In all seriousness, I'm hereby nominating your questions/post on this thread as thedumbest investment/economy post I've ever read. And I do mean ever.
A video posted on X that Trump reposted on Truth Social said that Trump is crashing the stock market on purpose, supposedly to get the Federal Reserve to cut interest rates.
“This is why Warren Buffett just said Trump is making the best economic moves he’s seen in over 50 years,” the video says.
In a statement to CNBC, Berkshire Hathaway, Buffett’s company, said: “There are reports currently circulating on social media (including TikTok, Facebook and TikTok) regarding comments allegedly made by Warren E Buffett. All such reports are false”.
We’re likely going to see a lot of attempts from Trump and his administration to reframe the situation on Wall Street in the coming days. Keep in mind that in early March, when Trump was asked whether he could confirm that the country wasn’t heading into a recession because of his tariff policies, Trump said: “I hate to predict things like that”.
Apple is nearly 6% down today, after falling 9% on Thursday – what amounted to over $300bn of its market value, according to the Financial Times. It was the company’s worst day since March 2020, at the beginning of the Covid-19 pandemic. The White House went out of its way to confirm that there aren’t any exceptions made for Apple in Trump’s plan.
Projections made by Rosenblatt Securities suggest that the tariffs of China, of which there will be a total of 54% after Trump’s new reciprocal tariffs against the country, could increase the cost of the cheapest iPhone 16 model by 43% – from $799 now to $1,142, depending on how much of the tariff Apple chooses to push onto customers.

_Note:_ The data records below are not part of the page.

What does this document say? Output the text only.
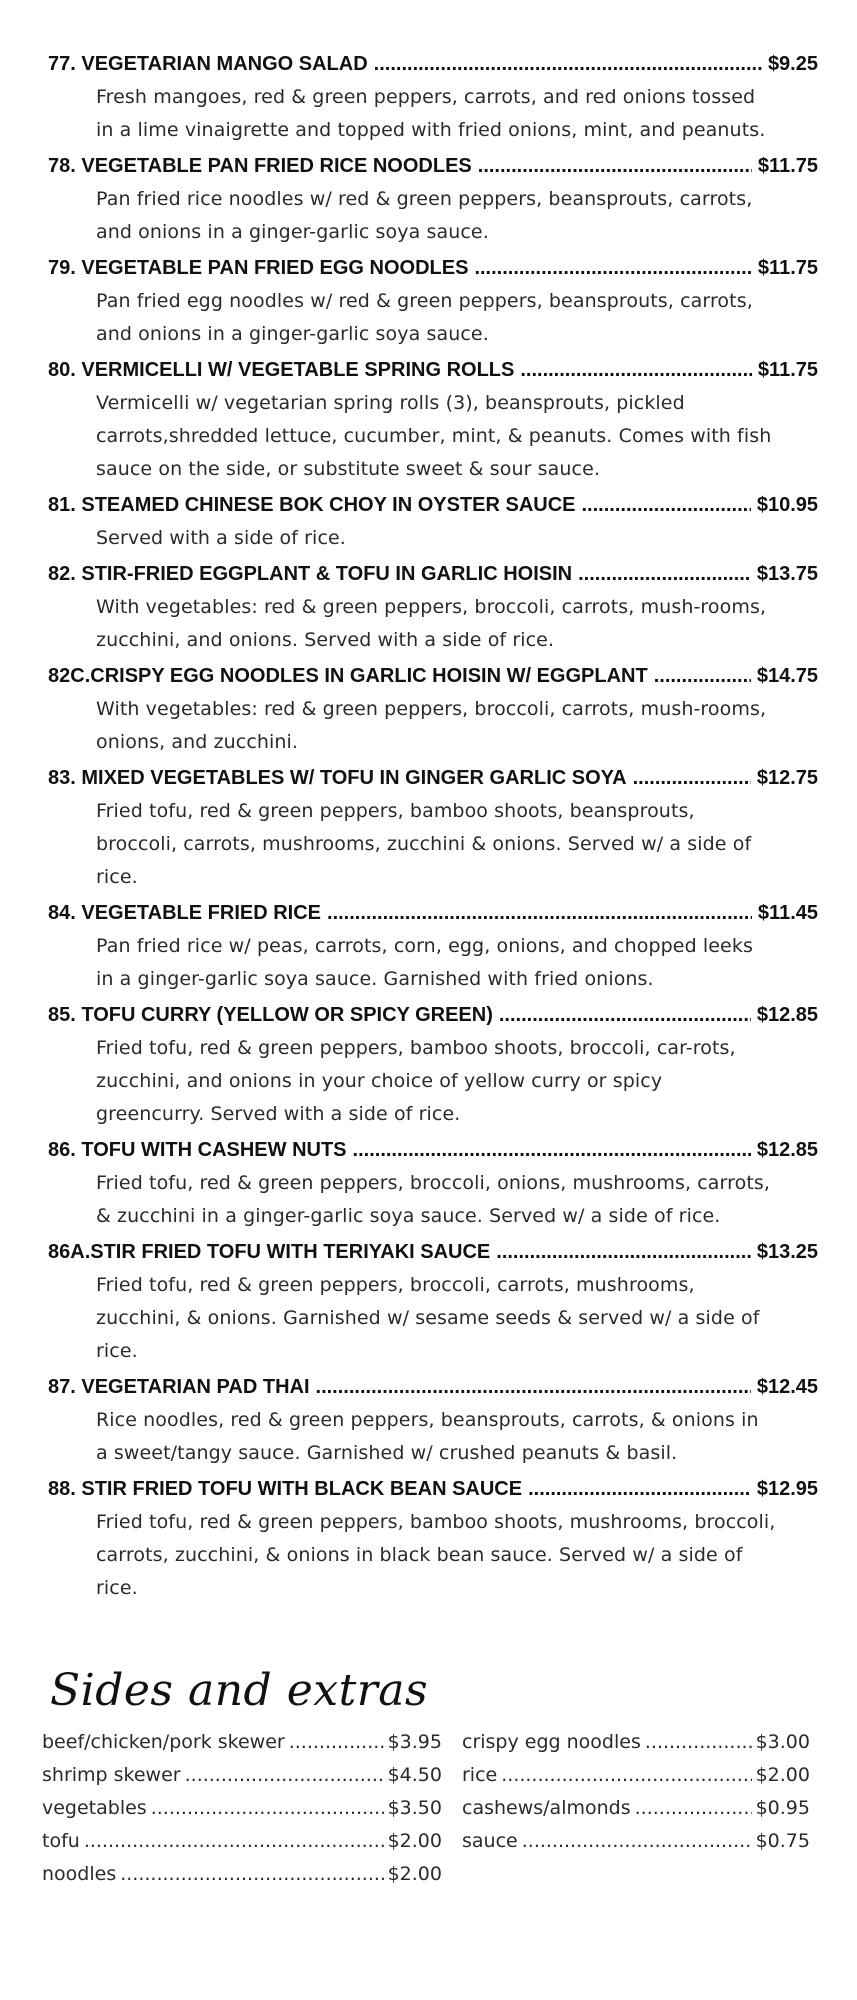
77. VEGETARIAN MANGO SALAD .....	$9.25
Fresh mangoes, red & green peppers, carrots, and red onions tossed in a lime vinaigrette and topped with fried onions, mint, and peanuts.
78. VEGETABLE PAN FRIED RICE NOODLES .....	$11.75
Pan fried rice noodles w/ red & green peppers, beansprouts, carrots, and onions in a ginger-garlic soya sauce.
79. VEGETABLE PAN FRIED EGG NOODLES .....	$11.75
Pan fried egg noodles w/ red & green peppers, beansprouts, carrots, and onions in a ginger-garlic soya sauce.
80. VERMICELLI W/ VEGETABLE SPRING ROLLS .....	$11.75
Vermicelli w/ vegetarian spring rolls (3), beansprouts, pickled carrots,shredded lettuce, cucumber, mint, & peanuts. Comes with fish sauce on the side, or substitute sweet & sour sauce.
81. STEAMED CHINESE BOK CHOY IN OYSTER SAUCE .....	$10.95
Served with a side of rice.
82. STIR-FRIED EGGPLANT & TOFU IN GARLIC HOISIN .....	$13.75
With vegetables: red & green peppers, broccoli, carrots, mush-rooms, zucchini, and onions. Served with a side of rice.
82C.CRISPY EGG NOODLES IN GARLIC HOISIN W/ EGGPLANT .....	$14.75
With vegetables: red & green peppers, broccoli, carrots, mush-rooms, onions, and zucchini.
83. MIXED VEGETABLES W/ TOFU IN GINGER GARLIC SOYA .....	$12.75
Fried tofu, red & green peppers, bamboo shoots, beansprouts, broccoli, carrots, mushrooms, zucchini & onions. Served w/ a side of rice.
84. VEGETABLE FRIED RICE .....	$11.45
Pan fried rice w/ peas, carrots, corn, egg, onions, and chopped leeks in a ginger-garlic soya sauce. Garnished with fried onions.
85. TOFU CURRY (YELLOW OR SPICY GREEN) .....	$12.85
Fried tofu, red & green peppers, bamboo shoots, broccoli, car-rots, zucchini, and onions in your choice of yellow curry or spicy greencurry. Served with a side of rice.
86. TOFU WITH CASHEW NUTS .....	$12.85
Fried tofu, red & green peppers, broccoli, onions, mushrooms, carrots, & zucchini in a ginger-garlic soya sauce. Served w/ a side of rice.
86A.STIR FRIED TOFU WITH TERIYAKI SAUCE .....	$13.25
Fried tofu, red & green peppers, broccoli, carrots, mushrooms, zucchini, & onions. Garnished w/ sesame seeds & served w/ a side of rice.
87. VEGETARIAN PAD THAI .....	$12.45
Rice noodles, red & green peppers, beansprouts, carrots, & onions in a sweet/tangy sauce. Garnished w/ crushed peanuts & basil.
88. STIR FRIED TOFU WITH BLACK BEAN SAUCE .....	$12.95
Fried tofu, red & green peppers, bamboo shoots, mushrooms, broccoli, carrots, zucchini, & onions in black bean sauce. Served w/ a side of rice.
Sides and extras
beef/chicken/pork skewer .....	$3.95
shrimp skewer .....	$4.50
vegetables .....	$3.50
tofu .....	$2.00
noodles .....	$2.00
crispy egg noodles .....	$3.00
rice .....	$2.00
cashews/almonds .....	$0.95
sauce .....	$0.75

The tariffs came despite moves from Apple CEO Tim Cook to try to cozy up to Trump. Cook congratulated Trump on his win in November and was in attendance at Trump inauguration. In February, Apple announced that it would invest over $500bn in US jobs over the next five years, what was largely seen as a play to get Trump to hold back on tariffs.

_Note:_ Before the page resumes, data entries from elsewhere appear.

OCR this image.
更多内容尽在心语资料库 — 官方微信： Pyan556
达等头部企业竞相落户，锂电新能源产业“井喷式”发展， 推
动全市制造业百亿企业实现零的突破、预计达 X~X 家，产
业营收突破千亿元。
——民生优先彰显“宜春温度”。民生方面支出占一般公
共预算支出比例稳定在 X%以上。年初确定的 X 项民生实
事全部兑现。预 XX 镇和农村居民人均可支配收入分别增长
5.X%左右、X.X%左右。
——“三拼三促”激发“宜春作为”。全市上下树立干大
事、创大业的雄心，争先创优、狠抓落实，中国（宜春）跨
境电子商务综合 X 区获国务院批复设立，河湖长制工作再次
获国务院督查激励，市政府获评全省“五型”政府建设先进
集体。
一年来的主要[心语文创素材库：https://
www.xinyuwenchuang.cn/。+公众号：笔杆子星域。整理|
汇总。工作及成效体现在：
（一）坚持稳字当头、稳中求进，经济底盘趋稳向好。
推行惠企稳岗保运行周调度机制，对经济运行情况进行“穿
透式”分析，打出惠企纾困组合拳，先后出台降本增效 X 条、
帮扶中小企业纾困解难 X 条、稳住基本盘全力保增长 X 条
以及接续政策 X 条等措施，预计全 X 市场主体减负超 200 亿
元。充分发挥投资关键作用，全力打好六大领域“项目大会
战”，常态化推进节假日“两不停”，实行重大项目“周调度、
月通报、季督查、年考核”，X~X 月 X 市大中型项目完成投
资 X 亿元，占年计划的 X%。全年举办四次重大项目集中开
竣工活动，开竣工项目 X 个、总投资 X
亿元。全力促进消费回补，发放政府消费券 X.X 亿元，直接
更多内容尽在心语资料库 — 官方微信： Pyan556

Wall Street is not Main Street — but this week, investors and consumers alike seem terrified of how President Trump's tariffs could upend the global economy. The pain continued for U.S. stocks on Friday, a day after the stock market suffered its worst day in five years.
Late on Friday morning, the Dow Jones Industrial Average fell over 1,400 points — or 3.4% . That extended its Thursday selloff of nearly 1,700 points, or 4%. The tech-heavy Nasdaq and the benchmark S&P 500, which tracks the largest U.S. companies, also continued to tumble: Both fell more than 4% on Friday morning.
Trump shocked businesses, investors, and global trading partners on Wednesday, when he announced that his long-promised tariffs would affect almost all U.S. imports. He has imposed the taxes on U.S. allies and foes alike: Most U.S. imports will now face tariffs of at least 10 percent, with higher taxes on goods from the European Union, Japan, China, and dozens of other countries.
The global trade war intensified on Friday. China responded to Trump's taxes with a reciprocal 34% tariff on all U.S. imports; other countries are also likely to retaliate.
Economists warn the new taxes will result in higher prices and slower growth in the United States — while spilling over into other countries and hurting the global economy. Investment bank JPMorgan on Thursday warned that the tariffs are likely to push the U.S. and the world into a recession.
Businesses of all sizes reacted with shock and anger as they processed the sweeping costs that they — and their customers — will now have to pay to continue doing business.
Consumer spending is already slowing down, while consumer confidence has plummeted. And even a reassuring jobs report on Friday morning — with employers adding more jobs than expected last month — couldn't quiet widespread market fears about the outlook for the post-tariffs economy.